Sur la ligne éditoriale, le chef d’entreprise botte à moitié en touche (« on n’est pas un média à proprement parler »), avant de préciser sa vision des choses. Jean Vilgrain veut attirer des abonnés sur sa plateforme, et dans son business-plan il se heurte à un obstacle, il le dit sans prétention : son public-cible.« Le metal est un style tellement segmenté entre chapelles, ç’a été une grosse problématique en termes de direction artistique, entre le fan de black, de glam, de néo de death, tout le monde peut s’apprécier mais tout le monde peut aussi s’envoyer des fions. » La passion, le maillot, tout ça. Résultat des courses, il opte pour une DA sombre et sobre, qui accompagne un projet éditorial metal, mais généraliste. Il prend l’exemple de son père, fan « d’AC/DC, Deep Purple, Led Zeppelin, » mais « pas un fan de metal à proprement parler, pour lui c’est trop violent. Ce que je voulais c’est que ces gens-là, dans un an ou deux on puisse les séduire, en mettant des docus qui soient pas forcément axés metal. »

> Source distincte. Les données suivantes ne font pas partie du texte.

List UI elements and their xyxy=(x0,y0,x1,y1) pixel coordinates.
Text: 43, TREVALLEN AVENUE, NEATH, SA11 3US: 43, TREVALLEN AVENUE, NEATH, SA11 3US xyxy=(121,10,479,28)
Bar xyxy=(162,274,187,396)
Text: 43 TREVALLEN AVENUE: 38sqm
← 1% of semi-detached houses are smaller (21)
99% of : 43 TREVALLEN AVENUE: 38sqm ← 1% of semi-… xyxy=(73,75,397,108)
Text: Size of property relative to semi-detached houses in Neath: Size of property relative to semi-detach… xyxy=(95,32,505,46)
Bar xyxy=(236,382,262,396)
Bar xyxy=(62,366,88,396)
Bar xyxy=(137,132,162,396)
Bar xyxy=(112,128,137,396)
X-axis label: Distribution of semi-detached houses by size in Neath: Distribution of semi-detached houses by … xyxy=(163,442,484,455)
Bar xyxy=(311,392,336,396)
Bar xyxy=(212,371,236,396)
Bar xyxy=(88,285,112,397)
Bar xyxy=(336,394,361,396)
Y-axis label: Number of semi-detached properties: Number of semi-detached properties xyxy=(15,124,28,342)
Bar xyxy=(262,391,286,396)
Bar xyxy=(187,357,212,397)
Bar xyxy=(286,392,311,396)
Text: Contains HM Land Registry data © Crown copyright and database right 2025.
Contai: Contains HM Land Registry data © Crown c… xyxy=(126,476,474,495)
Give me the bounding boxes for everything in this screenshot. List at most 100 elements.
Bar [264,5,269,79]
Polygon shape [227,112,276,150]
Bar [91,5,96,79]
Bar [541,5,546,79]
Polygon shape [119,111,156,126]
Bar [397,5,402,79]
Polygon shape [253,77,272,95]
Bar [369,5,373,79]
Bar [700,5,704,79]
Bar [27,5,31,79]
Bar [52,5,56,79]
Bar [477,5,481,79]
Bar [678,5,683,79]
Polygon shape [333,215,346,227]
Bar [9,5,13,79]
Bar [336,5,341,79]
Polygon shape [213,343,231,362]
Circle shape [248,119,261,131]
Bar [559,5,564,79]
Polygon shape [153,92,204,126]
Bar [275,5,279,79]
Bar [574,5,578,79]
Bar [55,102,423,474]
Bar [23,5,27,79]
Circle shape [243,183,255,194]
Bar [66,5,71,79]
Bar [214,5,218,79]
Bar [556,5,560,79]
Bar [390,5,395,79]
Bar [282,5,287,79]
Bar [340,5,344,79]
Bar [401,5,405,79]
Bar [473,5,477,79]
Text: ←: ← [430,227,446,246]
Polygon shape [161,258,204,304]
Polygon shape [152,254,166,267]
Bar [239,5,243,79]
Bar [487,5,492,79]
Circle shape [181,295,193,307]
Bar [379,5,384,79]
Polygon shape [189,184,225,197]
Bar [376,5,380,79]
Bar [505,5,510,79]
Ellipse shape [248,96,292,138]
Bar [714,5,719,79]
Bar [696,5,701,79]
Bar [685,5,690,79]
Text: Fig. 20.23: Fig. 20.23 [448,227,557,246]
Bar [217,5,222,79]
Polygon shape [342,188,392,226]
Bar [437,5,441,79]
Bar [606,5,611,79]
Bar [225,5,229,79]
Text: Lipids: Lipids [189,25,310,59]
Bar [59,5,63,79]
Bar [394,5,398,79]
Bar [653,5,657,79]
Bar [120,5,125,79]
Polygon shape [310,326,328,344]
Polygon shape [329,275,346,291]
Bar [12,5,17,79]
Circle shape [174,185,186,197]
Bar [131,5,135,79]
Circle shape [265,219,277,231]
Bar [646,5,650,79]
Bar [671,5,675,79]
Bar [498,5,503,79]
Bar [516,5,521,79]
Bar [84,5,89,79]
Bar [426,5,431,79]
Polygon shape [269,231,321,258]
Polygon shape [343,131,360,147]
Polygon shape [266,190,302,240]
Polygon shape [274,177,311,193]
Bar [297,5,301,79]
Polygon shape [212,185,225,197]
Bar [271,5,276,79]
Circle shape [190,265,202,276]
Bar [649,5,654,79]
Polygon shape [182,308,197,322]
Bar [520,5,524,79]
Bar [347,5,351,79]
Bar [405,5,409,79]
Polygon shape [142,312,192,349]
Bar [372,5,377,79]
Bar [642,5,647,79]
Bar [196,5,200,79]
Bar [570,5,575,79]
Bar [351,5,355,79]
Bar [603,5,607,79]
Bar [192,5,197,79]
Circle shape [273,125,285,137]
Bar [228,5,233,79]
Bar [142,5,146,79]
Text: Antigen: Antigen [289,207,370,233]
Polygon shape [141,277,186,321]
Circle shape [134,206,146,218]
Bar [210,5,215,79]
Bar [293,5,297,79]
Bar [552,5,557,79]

Le projet éditorial, il l’affinera plus tard. Ce qui a surtout préoccupé Jean Vilgrain, c’est son modèle économique. « C’est pas parce que c’est du metal qu’il faut faire les choses en amateur, pas dans le côté qualité du travail, mais je voulais faire un projet qui soit pro, avec des ambitions internationales et qui soient portées sur le metal, parce que je pense que le metal mérite ça. » Les fans méritent mieux, les artistes et les créateur-ices de contenus aussi. « Je pense qu’on est arrivé à un boulevard dans les usages digitaux aujourd’hui, où les gens se rendent compte que YouTube, Twitch, ce sont pas des outils qui sont forcément rentables, c’est pour ça qu’il y a autant de plateformes SVOD qui se montent. » Avoir un salaire dès le premier jour ou attendre d’avoir 500 000 abonnés pour payer son loyer, le choix est fait chez The Pit. 

Avec des ambitions pareilles, le plafond est haut. Jean Vilgrain vise 10 000 abonnés d’ici un an. Il est convaincu que c’est jouable, le financement participatif et le bouche-à-oreille ont déjà apporté près de 400 abonnés à la plateforme. L’avenir, The Pit le voit en grand et sur abonnement.